While operating as a publicly traded company, Marvel began to issue, both quarterly and Annual Reports. While quarterly reports came in the form of card- stock, or gate-fold reports, the annual reports, tended to be comicbook-sized booklets, with the first 32 pages a comicbook stories staring various Marvel heroes punching out Marvel villains while pontificating on the financial standings of Marvel the company. This was then be followed up by more detailed (and more traditionally-presented) financial information about the company.
Editor: | Glenn Herdling |
Writer: | Gary Fishman |
Pencils: | Alex Saviuk, Andrew Wildman, Art Nichols, Herbe Trimpe, John Herbert, Tom Morgan |
Inker: | Baskerville, Bill Anderson, Brad Vancata, John Beatty, Rod Ramos, Stephen |
There is a 32-page comicbook section, which is followed by 32 pages of financial information. Yet, even here Marvel has peppered the report with images of its various heroes, as well as unique graphs and charts with them showing off the company's financial information.

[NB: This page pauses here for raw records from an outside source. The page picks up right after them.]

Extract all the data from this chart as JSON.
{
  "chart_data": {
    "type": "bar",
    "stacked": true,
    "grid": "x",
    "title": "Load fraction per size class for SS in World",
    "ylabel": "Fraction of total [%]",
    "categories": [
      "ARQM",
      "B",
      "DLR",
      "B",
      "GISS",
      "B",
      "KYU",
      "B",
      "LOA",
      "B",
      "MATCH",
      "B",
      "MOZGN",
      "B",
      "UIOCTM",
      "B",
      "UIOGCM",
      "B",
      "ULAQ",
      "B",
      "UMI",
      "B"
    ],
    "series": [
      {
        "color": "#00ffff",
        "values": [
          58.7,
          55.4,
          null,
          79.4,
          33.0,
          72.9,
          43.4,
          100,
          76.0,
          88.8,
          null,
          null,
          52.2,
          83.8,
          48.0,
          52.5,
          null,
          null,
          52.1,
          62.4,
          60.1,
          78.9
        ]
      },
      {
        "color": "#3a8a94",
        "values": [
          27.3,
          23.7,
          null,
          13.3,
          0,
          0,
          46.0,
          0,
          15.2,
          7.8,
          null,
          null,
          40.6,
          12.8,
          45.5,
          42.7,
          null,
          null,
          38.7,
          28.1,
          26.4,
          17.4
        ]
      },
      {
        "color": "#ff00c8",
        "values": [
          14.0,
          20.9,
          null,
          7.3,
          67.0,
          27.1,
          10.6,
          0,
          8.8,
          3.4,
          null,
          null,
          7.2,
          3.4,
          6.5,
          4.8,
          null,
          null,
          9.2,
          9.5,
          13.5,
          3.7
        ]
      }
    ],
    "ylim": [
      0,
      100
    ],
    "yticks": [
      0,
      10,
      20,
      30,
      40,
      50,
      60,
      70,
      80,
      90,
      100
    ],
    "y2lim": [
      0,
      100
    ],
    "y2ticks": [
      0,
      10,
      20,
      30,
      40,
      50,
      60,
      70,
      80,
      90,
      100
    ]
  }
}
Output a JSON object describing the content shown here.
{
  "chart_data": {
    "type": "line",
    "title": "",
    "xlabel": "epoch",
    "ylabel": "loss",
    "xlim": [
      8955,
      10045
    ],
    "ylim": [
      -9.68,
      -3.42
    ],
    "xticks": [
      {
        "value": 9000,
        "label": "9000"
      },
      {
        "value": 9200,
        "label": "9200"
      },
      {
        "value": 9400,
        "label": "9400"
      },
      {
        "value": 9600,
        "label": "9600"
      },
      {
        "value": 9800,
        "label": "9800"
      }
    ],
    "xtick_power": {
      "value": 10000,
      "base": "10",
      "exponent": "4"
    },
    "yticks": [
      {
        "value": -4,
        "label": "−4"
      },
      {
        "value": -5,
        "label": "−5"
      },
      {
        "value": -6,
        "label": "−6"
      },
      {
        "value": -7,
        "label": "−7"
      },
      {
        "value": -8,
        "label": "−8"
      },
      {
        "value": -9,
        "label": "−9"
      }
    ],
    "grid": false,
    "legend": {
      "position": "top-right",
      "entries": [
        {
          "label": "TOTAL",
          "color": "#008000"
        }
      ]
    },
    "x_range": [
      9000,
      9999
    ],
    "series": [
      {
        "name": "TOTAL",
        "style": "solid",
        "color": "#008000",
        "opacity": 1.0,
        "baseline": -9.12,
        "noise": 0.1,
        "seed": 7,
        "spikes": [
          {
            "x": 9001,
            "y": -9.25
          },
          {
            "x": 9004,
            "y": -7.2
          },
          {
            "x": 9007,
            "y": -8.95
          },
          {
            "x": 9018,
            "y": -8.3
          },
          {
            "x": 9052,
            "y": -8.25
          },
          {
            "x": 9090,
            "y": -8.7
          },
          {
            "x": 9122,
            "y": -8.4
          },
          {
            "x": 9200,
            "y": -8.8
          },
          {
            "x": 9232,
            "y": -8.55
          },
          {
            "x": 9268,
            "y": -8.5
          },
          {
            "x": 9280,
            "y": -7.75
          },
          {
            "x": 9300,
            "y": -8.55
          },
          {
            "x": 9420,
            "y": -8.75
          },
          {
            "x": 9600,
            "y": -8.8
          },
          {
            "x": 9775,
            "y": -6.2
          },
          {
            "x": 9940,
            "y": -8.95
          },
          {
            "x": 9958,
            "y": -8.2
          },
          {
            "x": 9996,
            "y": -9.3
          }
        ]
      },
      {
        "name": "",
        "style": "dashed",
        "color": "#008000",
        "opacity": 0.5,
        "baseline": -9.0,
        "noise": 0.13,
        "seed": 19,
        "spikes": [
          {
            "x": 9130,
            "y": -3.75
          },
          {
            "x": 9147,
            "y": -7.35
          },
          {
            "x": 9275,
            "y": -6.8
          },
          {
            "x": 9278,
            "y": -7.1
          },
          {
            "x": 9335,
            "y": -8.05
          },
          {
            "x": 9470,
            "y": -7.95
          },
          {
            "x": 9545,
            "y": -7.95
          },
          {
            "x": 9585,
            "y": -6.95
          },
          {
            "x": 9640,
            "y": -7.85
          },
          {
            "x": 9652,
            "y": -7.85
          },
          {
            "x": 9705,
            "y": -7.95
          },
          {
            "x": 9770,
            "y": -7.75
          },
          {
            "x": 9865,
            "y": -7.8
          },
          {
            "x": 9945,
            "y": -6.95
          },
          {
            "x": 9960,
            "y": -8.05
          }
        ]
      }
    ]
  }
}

Dr. Doom starts this issue off, by deciding that he needs to learn why Marvel profits are up 94% to $224 Million, as compared to $115 Million in '91, and why Marvel's earnings per share doubled to $0.66 in the past year. To do this he gathers about him arcane forces which draw the attention of Dr. Strange. To combat what he perceives as a threat, Strange gathers about himself a gaggle of Marvel Heroes, including several Avengers, X-Men, and FF, as well as a number of non-aligned heroes.
These "Secret Defenders" gather information about Marvel's various business ventures and spout them off as standard comicbook dialogue. This information includes talk about various publishing ventures (The Avengers, Spider-Man, the FF, The Big Guns line, the 2099 Universe, The Midnight Sons, X-men, and others).
There is also info on The Fleer group (now owned by Marvel), and how profits have increased in this area (which includes Double Bubble and Razzles); Marvel's Media and consumer products (TV and film properties, clothing), Advertising (utilizing Marvel characters to co-brand with your product) etc. The story ends with Strange confronting Doom and telling him to back off from gathering information about Marvel. Of course, Strange has automatically assumed that Doom was planning something nefarious, but it is revealed that Doom was actually investigating Marvel because he has heavily invested in the company, and he was simply attempting to protect his investment.
This has to be one of the most unique Annual Reports ever presented, and it is this presentation that earns it its high grade.
This report contained eight trading cards bound into it. Four baseball cards (Tony Gwynn, Dennis Eckersley, Rogerr Clemens, and Tom Glavine) as well as four Marvel hero cards (Black Knight, Thunderstrike, Hulk, and Captain America).